Monday, April 11, 2022

What is SIP (Systematic Investment Plan)?

 A systematic investment plan (SIP) is a disciplined approach in which it invests in which it invests a fixed amount of money in an investment fund at regular intervals.The SIP strategy ensures that you buy more fund units when the market is going down and fewer units when the market is going up. Here's how  your mutual fund shares are allocated to you when you invest through SIP: Number of Shares = (Investment Amount/Fund NAV) Imagine investing Rs.5,000 in a mutual fund every month. 

Let's take two situations where the NAV of the fund is Rs.20 and Rs.16. 

Case #1: The NAV of the fund is Rs.20 Case #2: NAV of the fund falls to Rs.16.

No.of units = 5,000/20 = 250.No.Units = 5,000/16 = 333 units. 

Either way, you end up with a win-win situation. You buy more units when the market goes down, while the value of your investment increases when the market goes up. At the time of redemption, all shares in your fund  will have the same value. Just that you bought some at a lower price and others at a higher price.In the long term, the total cost  is average.Anyone Can Invest SIPs are easy to understand and anyone can invest in them. 
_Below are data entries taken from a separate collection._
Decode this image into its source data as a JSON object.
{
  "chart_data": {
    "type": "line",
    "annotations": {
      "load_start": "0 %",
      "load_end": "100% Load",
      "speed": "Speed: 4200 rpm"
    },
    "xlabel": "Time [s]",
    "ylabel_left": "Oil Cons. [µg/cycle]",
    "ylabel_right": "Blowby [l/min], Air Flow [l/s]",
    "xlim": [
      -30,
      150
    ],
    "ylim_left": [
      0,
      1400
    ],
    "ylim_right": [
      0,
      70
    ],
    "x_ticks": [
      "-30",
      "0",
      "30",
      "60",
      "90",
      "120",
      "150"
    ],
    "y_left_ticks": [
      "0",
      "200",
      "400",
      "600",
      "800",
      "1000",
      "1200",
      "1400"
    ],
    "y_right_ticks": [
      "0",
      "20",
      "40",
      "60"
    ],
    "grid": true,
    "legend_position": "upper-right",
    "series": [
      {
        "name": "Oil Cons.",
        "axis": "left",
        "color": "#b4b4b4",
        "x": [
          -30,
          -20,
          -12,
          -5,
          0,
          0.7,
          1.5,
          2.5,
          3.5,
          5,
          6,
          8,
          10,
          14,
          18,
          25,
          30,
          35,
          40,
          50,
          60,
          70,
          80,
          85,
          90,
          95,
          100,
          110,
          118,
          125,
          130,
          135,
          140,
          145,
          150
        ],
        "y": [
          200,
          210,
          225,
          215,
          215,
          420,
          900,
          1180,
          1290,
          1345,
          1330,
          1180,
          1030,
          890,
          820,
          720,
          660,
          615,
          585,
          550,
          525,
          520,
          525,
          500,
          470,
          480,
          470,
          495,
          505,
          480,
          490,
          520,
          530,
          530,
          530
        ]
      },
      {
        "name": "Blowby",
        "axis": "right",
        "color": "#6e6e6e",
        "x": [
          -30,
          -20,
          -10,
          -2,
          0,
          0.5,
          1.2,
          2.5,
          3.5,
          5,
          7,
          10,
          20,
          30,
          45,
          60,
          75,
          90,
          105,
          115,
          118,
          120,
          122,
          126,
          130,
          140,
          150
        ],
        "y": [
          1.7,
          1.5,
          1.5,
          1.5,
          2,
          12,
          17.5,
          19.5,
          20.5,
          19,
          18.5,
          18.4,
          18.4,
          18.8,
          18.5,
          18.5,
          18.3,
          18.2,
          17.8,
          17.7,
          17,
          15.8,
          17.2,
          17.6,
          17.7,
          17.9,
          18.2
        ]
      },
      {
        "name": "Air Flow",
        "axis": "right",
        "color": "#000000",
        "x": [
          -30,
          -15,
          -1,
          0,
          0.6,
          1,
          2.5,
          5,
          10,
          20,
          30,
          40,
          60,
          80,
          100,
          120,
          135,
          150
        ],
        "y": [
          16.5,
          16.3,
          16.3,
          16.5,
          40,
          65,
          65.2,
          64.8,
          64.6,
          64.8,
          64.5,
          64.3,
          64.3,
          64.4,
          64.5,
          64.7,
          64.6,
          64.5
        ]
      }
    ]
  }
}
SIP investments do not require in-depth analysis or market research. You don't even have to actively follow the development of the market. Find a fund that fits your goals and keep investing.This way you can avoid market timing and other unsafe strategies. Easy to Invest and Monitor You don't have to waste a lot of time out of your schedule investing every month. Once you've found a fund you like and completed all the necessary paperwork, you can put a standing order in your bank account to transfer a fixed amount to the fund each month. You can follow the fund's performance directly on your smartphone.The fund house also regularly sends account statements to your verified email account. 

The Power of Compounding The power of compounding is perhaps the main benefit of investing through SIP. It ensures that your financial  returns generate a return of their own. consistent investments.However, this works best if it invests in the long term to invest  early to maximize your investment yield.